UN officials operating in the neighbouring Dominican Republic have also held meetings to coordinate their response in case the hurricane strikes there.

A report from the UN Office for the Coordination of Humanitarian Affairs (OCHA) indicates that Hurricane Ivan has already damaged buildings or forced people to move into temporary shelters in Barbados, Trinidad and Tobago, Grenada, St. Lucia, and St. Vincent and the Grenadines.

Media reports say Hurricane Ivan has caused the greatest devastation in Grenada, with at least nine people killed, countless homes and buildings destroyed and thousands of people without access to electricity, water or telephone services.

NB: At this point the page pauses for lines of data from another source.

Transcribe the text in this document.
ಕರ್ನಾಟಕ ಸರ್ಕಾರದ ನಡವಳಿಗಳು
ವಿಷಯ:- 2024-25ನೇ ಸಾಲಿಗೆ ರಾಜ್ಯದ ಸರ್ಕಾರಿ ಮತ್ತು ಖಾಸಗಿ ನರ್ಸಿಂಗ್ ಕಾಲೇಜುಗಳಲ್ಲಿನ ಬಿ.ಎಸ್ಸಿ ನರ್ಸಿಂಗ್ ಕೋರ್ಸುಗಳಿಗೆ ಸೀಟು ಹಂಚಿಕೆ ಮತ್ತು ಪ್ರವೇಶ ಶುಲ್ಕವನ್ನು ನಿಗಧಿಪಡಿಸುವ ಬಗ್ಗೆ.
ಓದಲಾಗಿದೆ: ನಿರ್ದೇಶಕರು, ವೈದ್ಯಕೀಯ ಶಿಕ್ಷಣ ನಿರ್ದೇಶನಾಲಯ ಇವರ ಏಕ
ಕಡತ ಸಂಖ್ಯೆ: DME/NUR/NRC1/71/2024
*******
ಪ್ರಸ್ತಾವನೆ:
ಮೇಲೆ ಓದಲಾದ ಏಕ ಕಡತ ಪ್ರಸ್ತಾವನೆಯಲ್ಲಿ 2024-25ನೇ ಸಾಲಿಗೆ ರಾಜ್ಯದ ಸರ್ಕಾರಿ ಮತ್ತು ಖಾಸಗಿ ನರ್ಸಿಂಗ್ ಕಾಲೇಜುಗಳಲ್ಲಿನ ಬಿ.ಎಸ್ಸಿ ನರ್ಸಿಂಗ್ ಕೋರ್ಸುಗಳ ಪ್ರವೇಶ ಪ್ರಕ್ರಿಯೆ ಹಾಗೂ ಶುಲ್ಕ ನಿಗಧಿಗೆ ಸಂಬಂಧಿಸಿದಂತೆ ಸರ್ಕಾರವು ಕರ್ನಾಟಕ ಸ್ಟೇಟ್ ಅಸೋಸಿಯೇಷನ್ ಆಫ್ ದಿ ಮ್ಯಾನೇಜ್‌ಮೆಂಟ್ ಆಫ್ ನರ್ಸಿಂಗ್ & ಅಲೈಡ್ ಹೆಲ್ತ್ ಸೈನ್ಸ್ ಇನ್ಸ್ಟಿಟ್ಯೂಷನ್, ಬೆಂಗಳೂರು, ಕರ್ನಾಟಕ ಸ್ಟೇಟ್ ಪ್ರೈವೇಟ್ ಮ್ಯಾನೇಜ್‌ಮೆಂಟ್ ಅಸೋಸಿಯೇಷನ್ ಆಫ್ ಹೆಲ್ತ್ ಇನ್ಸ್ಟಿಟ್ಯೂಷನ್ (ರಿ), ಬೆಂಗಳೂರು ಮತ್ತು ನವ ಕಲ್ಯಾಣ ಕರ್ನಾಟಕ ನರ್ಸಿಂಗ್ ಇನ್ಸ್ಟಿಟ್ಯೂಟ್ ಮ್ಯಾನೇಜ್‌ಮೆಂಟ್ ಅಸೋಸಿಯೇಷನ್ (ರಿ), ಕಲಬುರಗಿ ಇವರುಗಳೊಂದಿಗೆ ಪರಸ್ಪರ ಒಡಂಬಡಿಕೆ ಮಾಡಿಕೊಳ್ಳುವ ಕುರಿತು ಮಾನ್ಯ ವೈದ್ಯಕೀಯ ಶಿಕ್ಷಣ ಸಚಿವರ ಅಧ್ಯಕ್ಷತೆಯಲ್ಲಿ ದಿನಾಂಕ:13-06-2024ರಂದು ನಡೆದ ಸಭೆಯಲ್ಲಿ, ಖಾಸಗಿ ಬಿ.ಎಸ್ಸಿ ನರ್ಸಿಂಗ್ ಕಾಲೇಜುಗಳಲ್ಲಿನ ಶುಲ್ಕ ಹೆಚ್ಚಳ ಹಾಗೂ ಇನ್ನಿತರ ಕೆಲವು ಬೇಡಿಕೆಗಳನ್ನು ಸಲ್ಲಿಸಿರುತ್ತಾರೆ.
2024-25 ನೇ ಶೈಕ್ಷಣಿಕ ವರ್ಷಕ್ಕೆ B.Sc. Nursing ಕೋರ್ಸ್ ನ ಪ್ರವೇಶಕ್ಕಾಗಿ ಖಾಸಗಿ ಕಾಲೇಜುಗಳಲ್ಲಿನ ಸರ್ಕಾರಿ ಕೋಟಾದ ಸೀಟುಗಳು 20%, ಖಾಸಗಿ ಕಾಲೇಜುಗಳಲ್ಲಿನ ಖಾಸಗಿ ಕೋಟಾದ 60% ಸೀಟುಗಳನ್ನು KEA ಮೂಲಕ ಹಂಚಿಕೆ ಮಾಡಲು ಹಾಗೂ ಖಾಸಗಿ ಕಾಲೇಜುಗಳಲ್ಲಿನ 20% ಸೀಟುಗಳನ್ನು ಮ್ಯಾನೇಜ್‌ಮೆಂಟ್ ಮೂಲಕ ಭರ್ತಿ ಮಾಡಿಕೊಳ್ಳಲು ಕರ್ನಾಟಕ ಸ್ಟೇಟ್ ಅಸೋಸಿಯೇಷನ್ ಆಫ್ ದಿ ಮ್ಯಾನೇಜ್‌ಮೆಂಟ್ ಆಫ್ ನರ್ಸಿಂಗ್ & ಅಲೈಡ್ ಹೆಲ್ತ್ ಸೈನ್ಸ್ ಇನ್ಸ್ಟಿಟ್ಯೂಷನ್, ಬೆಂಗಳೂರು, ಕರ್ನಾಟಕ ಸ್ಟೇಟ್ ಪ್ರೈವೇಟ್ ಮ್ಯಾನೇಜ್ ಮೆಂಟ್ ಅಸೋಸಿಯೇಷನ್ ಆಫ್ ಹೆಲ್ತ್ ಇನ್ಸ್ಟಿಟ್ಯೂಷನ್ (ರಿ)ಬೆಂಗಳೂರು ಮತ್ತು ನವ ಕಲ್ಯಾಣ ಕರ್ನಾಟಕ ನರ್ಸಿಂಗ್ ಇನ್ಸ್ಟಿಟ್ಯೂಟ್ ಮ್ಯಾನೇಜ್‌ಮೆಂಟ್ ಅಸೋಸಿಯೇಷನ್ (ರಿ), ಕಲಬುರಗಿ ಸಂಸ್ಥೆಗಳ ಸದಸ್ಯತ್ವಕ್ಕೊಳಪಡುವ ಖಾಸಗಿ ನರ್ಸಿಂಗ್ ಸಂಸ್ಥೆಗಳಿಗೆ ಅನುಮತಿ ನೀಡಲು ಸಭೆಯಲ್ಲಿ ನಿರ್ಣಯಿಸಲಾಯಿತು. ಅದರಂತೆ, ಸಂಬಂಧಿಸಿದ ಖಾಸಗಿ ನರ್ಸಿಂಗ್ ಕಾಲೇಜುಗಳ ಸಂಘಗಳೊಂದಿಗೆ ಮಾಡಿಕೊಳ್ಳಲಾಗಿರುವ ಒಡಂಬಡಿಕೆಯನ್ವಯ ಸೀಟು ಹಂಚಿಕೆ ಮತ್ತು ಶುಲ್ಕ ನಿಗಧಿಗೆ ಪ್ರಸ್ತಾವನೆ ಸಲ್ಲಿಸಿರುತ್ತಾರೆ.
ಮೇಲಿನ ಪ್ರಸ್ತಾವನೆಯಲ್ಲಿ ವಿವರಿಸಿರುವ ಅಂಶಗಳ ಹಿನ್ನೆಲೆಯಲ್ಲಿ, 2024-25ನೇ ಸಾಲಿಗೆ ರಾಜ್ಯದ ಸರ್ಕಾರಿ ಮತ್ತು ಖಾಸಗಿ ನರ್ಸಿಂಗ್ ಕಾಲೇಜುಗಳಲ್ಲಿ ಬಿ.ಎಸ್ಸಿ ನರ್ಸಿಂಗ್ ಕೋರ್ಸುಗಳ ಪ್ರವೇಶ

Storm warnings are also in place for Colombia, Venezuela, the Netherlands Antilles, Aruba and Cuba.

OCHA assists in emergency relief only when requested by countries, and many nations in the Caribbean region have their own emergency response plans and structures in place because of the frequency of the hurricane threat there.

It has been a busy hurricane season in the Caribbean, where the worst storms tend to strike between June and November every year. Hurricane Frances hit the Bahamas, the Turks and Caicos Islands and the US last week, while Hurricane Charley struck Cuba and the US last month. Both storms were deadly.